Categories: Chicken, Dinner

Ingredients

  • 2 Boneless Chicken Breasts Butterflied and cut in half
  • Flour to dredge (can be wheat-free)
  • Sea Salt and freshly ground black pepper
  • 6 tablespoons unsalted butter
  • 5 tablespoons extra-virgin olive oil
  • 1/3 cup fresh lemon juice
  • 1/4 cup white wine
  • 1/4 cup chicken stock
  • 1/4 cup brined capers, rinsed
  • 1/3 cup fresh parsley chopped

Directions

  1. Dredge Chicken breasts in flour and season with salt & pepper.

  2. In a large skillet over medium high heat melt 4 tablespoons of butter with 5 tablespoons olive oil. When butter and oil start to sizzle, place chicken breasts in pan and cook approx 3 minutes on each side lightly browning breasts. Remove chicken from pan and transfer to plate.

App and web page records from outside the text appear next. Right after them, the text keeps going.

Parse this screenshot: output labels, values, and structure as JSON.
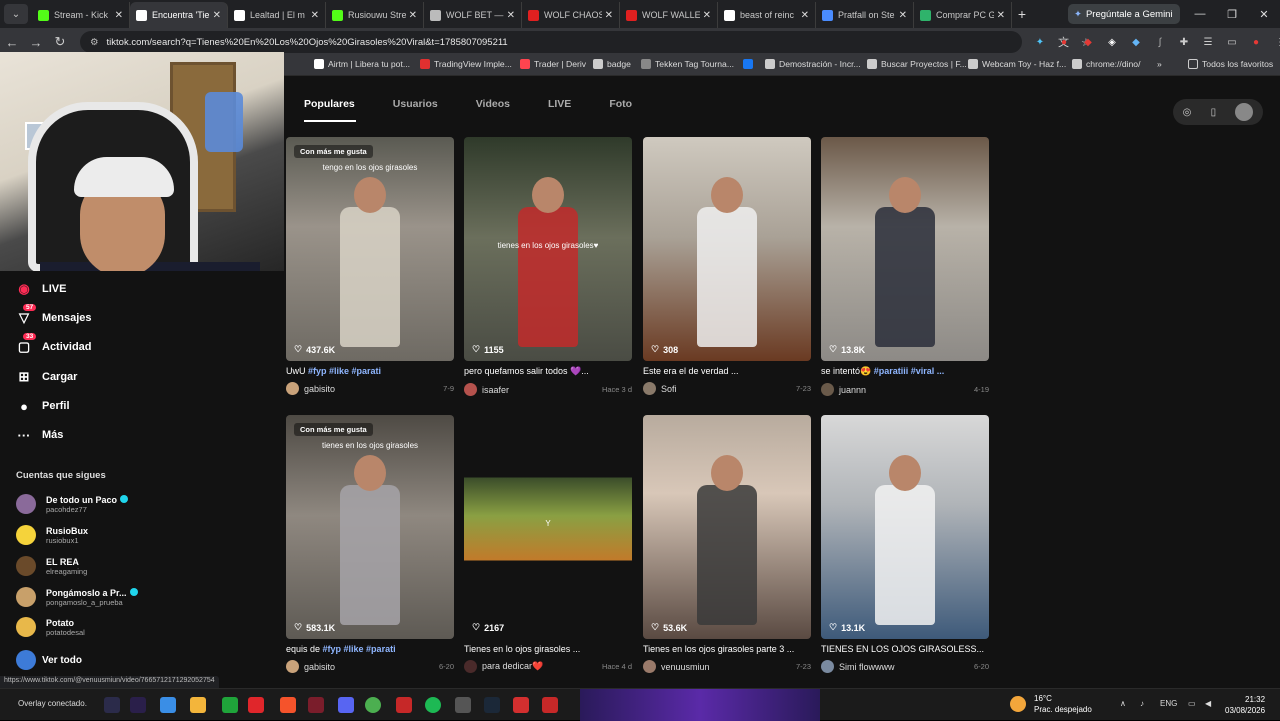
{
  "browser": {
    "tabs": [
      {
        "title": "Stream - Kick",
        "color": "#53fc18"
      },
      {
        "title": "Encuentra 'Tie",
        "color": "#ffffff",
        "active": true
      },
      {
        "title": "Lealtad | El m",
        "color": "#ffffff"
      },
      {
        "title": "Rusiouwu Stre",
        "color": "#53fc18"
      },
      {
        "title": "WOLF BET —",
        "color": "#bbbbbb"
      },
      {
        "title": "WOLF CHAOS",
        "color": "#e02020"
      },
      {
        "title": "WOLF WALLE",
        "color": "#e02020"
      },
      {
        "title": "beast of reinc",
        "color": "#ffffff"
      },
      {
        "title": "Pratfall on Ste",
        "color": "#4a8cff"
      },
      {
        "title": "Comprar PC G",
        "color": "#2fb36b"
      }
    ],
    "gemini_label": "Pregúntale a Gemini",
    "url": "tiktok.com/search?q=Tienes%20En%20Los%20Ojos%20Girasoles%20Viral&t=1785807095211",
    "bookmarks": [
      {
        "label": "Airtm | Libera tu pot...",
        "color": "#ffffff"
      },
      {
        "label": "TradingView Imple...",
        "color": "#e03030"
      },
      {
        "label": "Trader | Deriv",
        "color": "#ff444f"
      },
      {
        "label": "badge",
        "color": "#cccccc"
      },
      {
        "label": "Tekken Tag Tourna...",
        "color": "#888888"
      },
      {
        "label": "",
        "color": "#1877f2"
      },
      {
        "label": "Demostración - Incr...",
        "color": "#cccccc"
      },
      {
        "label": "Buscar Proyectos | F...",
        "color": "#cccccc"
      },
      {
        "label": "Webcam Toy - Haz f...",
        "color": "#cccccc"
      },
      {
        "label": "chrome://dino/",
        "color": "#cccccc"
      }
    ],
    "bookmarks_more": "»",
    "all_favorites": "Todos los favoritos",
    "status_url": "https://www.tiktok.com/@venuusmiun/video/7665712171292052754"
  },
  "sidebar": {
    "items": [
      {
        "label": "LIVE",
        "icon": "live-icon"
      },
      {
        "label": "Mensajes",
        "icon": "messages-icon",
        "badge": "57"
      },
      {
        "label": "Actividad",
        "icon": "activity-icon",
        "badge": "33"
      },
      {
        "label": "Cargar",
        "icon": "upload-icon"
      },
      {
        "label": "Perfil",
        "icon": "profile-icon"
      },
      {
        "label": "Más",
        "icon": "more-icon"
      }
    ],
    "following_header": "Cuentas que sigues",
    "following": [
      {
        "name": "De todo un Paco",
        "handle": "pacohdez77",
        "verified": true,
        "color": "#8a6a9a"
      },
      {
        "name": "RusioBux",
        "handle": "rusiobux1",
        "verified": false,
        "color": "#f5d33b"
      },
      {
        "name": "EL REA",
        "handle": "elreagaming",
        "verified": false,
        "color": "#6a4a2a"
      },
      {
        "name": "Pongámoslo a Pr...",
        "handle": "pongamoslo_a_prueba",
        "verified": true,
        "color": "#c8a06a"
      },
      {
        "name": "Potato",
        "handle": "potatodesal",
        "verified": false,
        "color": "#e8b84a"
      }
    ],
    "see_all": "Ver todo",
    "overlay_label": "Overlay conectado."
  },
  "search": {
    "tabs": [
      "Populares",
      "Usuarios",
      "Videos",
      "LIVE",
      "Foto"
    ],
    "active_tab": "Populares"
  },
  "videos": [
    {
      "tag": "Con más me gusta",
      "overlay": "tengo en los ojos girasoles",
      "likes": "437.6K",
      "caption_text": "UwU ",
      "hashtags": "#fyp #like #parati",
      "author": "gabisito",
      "date": "7-9",
      "bg": "linear-gradient(180deg,#5a5a52 0%,#9a938a 40%,#6e6a63 100%)"
    },
    {
      "tag": "",
      "overlay": "tienes en los ojos girasoles♥",
      "likes": "1155",
      "caption_text": "pero quefamos salir todos 💜...",
      "hashtags": "",
      "author": "isaafer",
      "date": "Hace 3 d",
      "bg": "linear-gradient(180deg,#2f3a2a 0%,#6b6f5c 45%,#4a4c44 100%)"
    },
    {
      "tag": "",
      "overlay": "",
      "likes": "308",
      "caption_text": "Este era el de verdad ...",
      "hashtags": "",
      "author": "Sofi",
      "date": "7-23",
      "bg": "linear-gradient(180deg,#cfc9bf 0%,#a9a196 45%,#6a3a22 100%)"
    },
    {
      "tag": "",
      "overlay": "",
      "likes": "13.8K",
      "caption_text": "se intentó😍 ",
      "hashtags": "#paratiii #viral ...",
      "author": "juannn",
      "date": "4-19",
      "bg": "linear-gradient(180deg,#6b5848 0%,#b8b2a8 40%,#8d8a86 100%)"
    },
    {
      "tag": "Con más me gusta",
      "overlay": "tienes en los ojos girasoles",
      "likes": "583.1K",
      "caption_text": "equis de ",
      "hashtags": "#fyp #like #parati",
      "author": "gabisito",
      "date": "6-20",
      "bg": "linear-gradient(180deg,#4e4a44 0%,#8f8880 45%,#5e5a54 100%)"
    },
    {
      "tag": "",
      "overlay": "Y",
      "likes": "2167",
      "caption_text": "Tienes en lo ojos girasoles ...",
      "hashtags": "",
      "author": "para dedicar❤️",
      "date": "Hace 4 d",
      "bg": "linear-gradient(180deg,#121212 0%,#121212 28%,#3b4d2a 28%,#8aa043 45%,#c27a2a 65%,#121212 65%,#121212 100%)"
    },
    {
      "tag": "",
      "overlay": "",
      "likes": "53.6K",
      "caption_text": "Tienes en los ojos girasoles parte 3 ...",
      "hashtags": "",
      "author": "venuusmiun",
      "date": "7-23",
      "bg": "linear-gradient(180deg,#b8ab9e 0%,#d8c7b8 35%,#5a4a42 100%)"
    },
    {
      "tag": "",
      "overlay": "",
      "likes": "13.1K",
      "caption_text": "TIENES EN LOS OJOS GIRASOLESS...",
      "hashtags": "",
      "author": "Simi flowwww",
      "date": "6-20",
      "bg": "linear-gradient(180deg,#d8d8d8 0%,#b0b4b8 40%,#3e5a7a 100%)"
    }
  ],
  "taskbar": {
    "weather_temp": "16°C",
    "weather_desc": "Prac. despejado",
    "lang": "ENG",
    "time": "21:32",
    "date": "03/08/2026"
  }
}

  3. Into the pan add the lemon juice, stock, wine and capers. Return to stove and bring to boil, scraping up brown bits from the pan for extra flavor. Check for seasoning. Return all the chicken to the pan and simmer for 5 minutes. Remove chicken to platter. Add remaining 2 tablespoons butter to sauce and whisk vigorously. Pour sauce over chicken and garnish with chopped parsley.

  4. I serve this with Garlic Mashed Potatoes, Sauté of Green Beans with Proscuitto or Bacon. It is elegant enough for company is quick and easy to make.